Din İşleri Yüksek Kurulu, sosyal sigortalar, karşılıklı sigortalar ve ticari sigortaların, İslam dinine uygun olduğuna karar verdi.
Kurul, kâr payı esasına dayalı çalışan birikimli hayat sigortası ile bireysel emeklilik tasarruf ve yatırım sisteminin de "yatırılan primlerin, dinen helal alanlarda değerlendirilmesi" durumunda caiz olduğu sonucuna vardı.
SİGORTA KUMAR DEĞİL
Bazı bilginlerin, kumar anlamı taşıdığını öne sürerek, sigortanın caiz olmadığını savunmalarının doğru olmadığı ifade edilen kararda, şunlar kaydedildi:
"Sigorta sözleşmesinde sigortalının tesadüfe bağlı bir olaydan zenginleşmesi söz konusu değildir.

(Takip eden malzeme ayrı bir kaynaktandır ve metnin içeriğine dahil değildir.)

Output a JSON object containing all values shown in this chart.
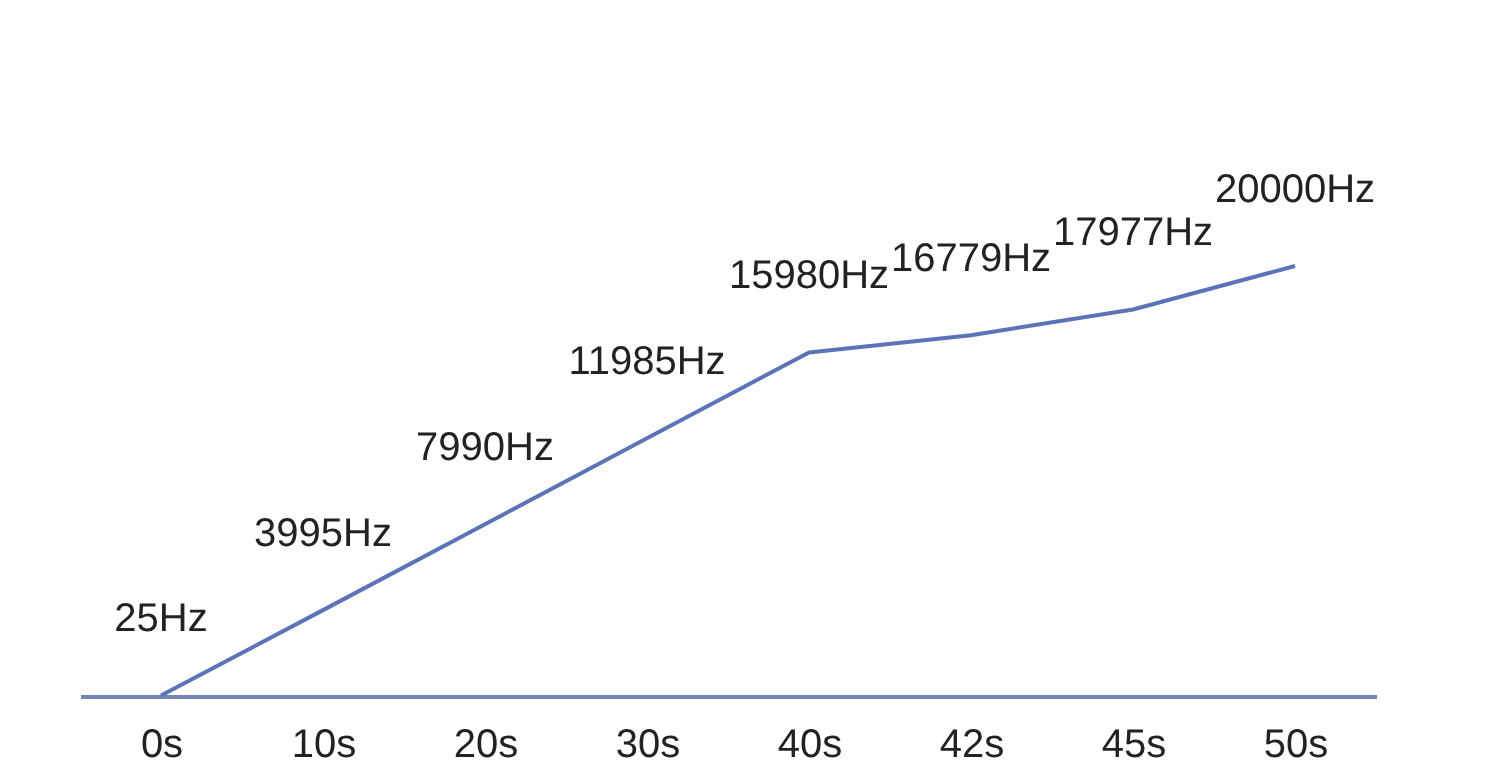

Çünkü sigortacı, risk gerçekleşince, üzerine aldığı riskin meydana getirdiği zararı, sigorta sözleşmesine dayalı olarak öder. Sigorta sözleşmesinde öngörülen riskin gerçekleşmesi halinde sigortalının uğradığı zarar giderilmekte olup sigortalıya zenginleşme sağlamamaktadır." Kararda, en büyük ahlaki sorunlardan biri olan kumar ile insanın malına ve canına dokunan kazaların zararını azaltan sigorta sisteminin kıyaslanmasının uygun olmadığı vurgulandı.
Din İşleri Yüksek Kurulu kararında, sigorta sisteminin, sigortalının faizde olduğu gibi daha çok kazanması amacına yönelik olmadığı, kaybın karşılanması ilkesine göre çalıştığı belirtildi. Sigorta, kişinin yalnız başına taşıyamayacağı bir zararı, diğer sigortalıların katkılarıyla sigortacının üstlenmesidir" denildi.
Başta ticaret olmak üzere pek çok ilişkinin globalleştiği dünyada ticarî sigortanın bulunmamasının risk olduğu vurgulanan kararda, şunlar kaydedildi: "Genel olarak, sosyal sigortalar, karşılıklı sigortalar ve ticarî sigortaların caiz olduğuna, kar payı esasına dayalı çalışan birikimli hayat sigortası ile bireysel emeklilik tasarruf ve yatırım sisteminin ise, yatırılan primlerin, dinen helal olan alanlarda değerlendirilmesi durumunda caiz olduğuna, konusu din tarafından yasaklanmış olan sigortanın caiz olmadığına karar verildi."